Have you seen the Campbell soup commercial about the two brothers playing a video game. The one where their mom calls them to eat. One video game monster says to the other, "Don't worry. They'll be back. They need us." Then the monster whispers, "I hear footsteps," obviously convinced it was the kids coming to finish their game. As the mom turns off the video game, you hear "Oh no! It's the mom!"
Most find this commercial amusing, maybe enough to write "Campbell's soup" on their grocery list. Seeing nothing odd about it. After all, kids playing video games are commonplace scenes in our society.
Now consider this next scene: children, maybe your younger brothers or sisters, are playing in the school yard. They are running around, waving sticks in the air. Summoning spirits by screaming, "Spirits enter me." Across the nation, this scene too is commonplace.
Why would kids do that? Where were they taught this?

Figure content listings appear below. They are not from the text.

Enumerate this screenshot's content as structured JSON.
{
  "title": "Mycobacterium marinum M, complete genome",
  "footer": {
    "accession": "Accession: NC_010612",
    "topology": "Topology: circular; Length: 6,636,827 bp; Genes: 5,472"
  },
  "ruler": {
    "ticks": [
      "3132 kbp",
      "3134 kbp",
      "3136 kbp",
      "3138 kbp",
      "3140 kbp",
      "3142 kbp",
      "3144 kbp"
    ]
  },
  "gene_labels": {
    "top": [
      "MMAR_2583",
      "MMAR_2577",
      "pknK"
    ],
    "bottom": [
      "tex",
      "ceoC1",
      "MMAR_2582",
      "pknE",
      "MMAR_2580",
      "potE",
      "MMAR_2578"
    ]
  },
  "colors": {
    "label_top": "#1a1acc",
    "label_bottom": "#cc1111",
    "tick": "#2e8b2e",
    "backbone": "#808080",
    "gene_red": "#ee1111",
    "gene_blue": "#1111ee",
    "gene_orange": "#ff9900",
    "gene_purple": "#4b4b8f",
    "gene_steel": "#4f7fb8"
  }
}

According to Berit Kjos website (http://www.crossroad.to), government schools from the Pacific to the Atlantic are teaching students pagan formulas for invoking "angelic" or "demonic" spirits through multi-cultural education, popular books, movies and television shows. But video and role-playing games, such as Poke'mon, have only attributed to the problem.
Since the release of the Poke'mon trading cards, children have been stabbed and beat up by classmates, demanding Poke'mon cards. Young adults have stolen money from their mothers' purses and others have broken into houses. All to collect the Poke'mon trading cards.